Second-order nonlinear optical response of graphene
Yongrui Wang, Mikhail Tokman, Alexey Belyanin

TL;DR
This paper develops a quantum-mechanical theory for the second-order nonlinear optical response of graphene, accounting for spatial dispersion and transitions beyond the electric dipole approximation, revealing strong nonlinear effects at long wavelengths.
Contribution
It introduces a comprehensive quantum theory of graphene's second-order nonlinear response that includes both intraband and interband transitions, extending previous models.
Findings
Strong second-order nonlinearity at long wavelengths
Presence of Fermi-edge resonances
Unusual polarization properties observed
Abstract
Although massless Dirac fermions in graphene constitute a centrosymmetric medium for in-plane excitations, their second-order nonlinear optical response is nonzero if the effects of spatial dispersion are taken into account.
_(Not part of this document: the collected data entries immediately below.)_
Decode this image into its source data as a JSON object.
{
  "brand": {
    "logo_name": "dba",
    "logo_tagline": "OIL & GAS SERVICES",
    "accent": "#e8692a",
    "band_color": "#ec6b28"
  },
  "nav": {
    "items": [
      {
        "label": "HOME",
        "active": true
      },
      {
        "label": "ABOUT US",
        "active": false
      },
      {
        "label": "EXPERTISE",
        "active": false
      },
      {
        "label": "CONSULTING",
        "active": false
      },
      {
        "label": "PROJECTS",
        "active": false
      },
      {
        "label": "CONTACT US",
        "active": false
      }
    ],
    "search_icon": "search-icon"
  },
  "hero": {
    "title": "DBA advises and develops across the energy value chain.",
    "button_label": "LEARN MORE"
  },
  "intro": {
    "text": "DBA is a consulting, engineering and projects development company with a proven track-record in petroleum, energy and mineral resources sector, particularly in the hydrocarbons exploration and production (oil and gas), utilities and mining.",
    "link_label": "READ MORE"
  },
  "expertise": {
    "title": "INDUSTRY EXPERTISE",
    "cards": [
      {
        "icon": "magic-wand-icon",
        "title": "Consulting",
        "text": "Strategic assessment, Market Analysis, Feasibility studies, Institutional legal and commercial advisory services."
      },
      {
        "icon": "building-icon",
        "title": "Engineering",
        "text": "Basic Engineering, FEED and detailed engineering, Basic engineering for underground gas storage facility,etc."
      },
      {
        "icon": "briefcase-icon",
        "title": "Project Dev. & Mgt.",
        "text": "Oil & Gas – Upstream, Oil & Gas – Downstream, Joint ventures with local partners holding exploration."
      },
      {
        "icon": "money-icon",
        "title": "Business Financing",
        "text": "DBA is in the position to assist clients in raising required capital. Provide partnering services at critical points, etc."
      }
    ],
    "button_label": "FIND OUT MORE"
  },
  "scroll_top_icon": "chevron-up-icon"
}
Here we present a rigorous quantum-mechanical theory of the second-order nonlinear response of graphene beyond the electric dipole approximation, which includes both intraband and interband transitions. The resulting nonlinear susceptibility tensor satisfies all symmetry and permutation properties, and can be applied to all three-wave mixing processes. We obtain useful analytic expressions in the limit of a degenerate electron distribution, which reveal quite strong second-order nonlinearity at long wavelengths, Fermi-edge resonances, and unusual polarization properties.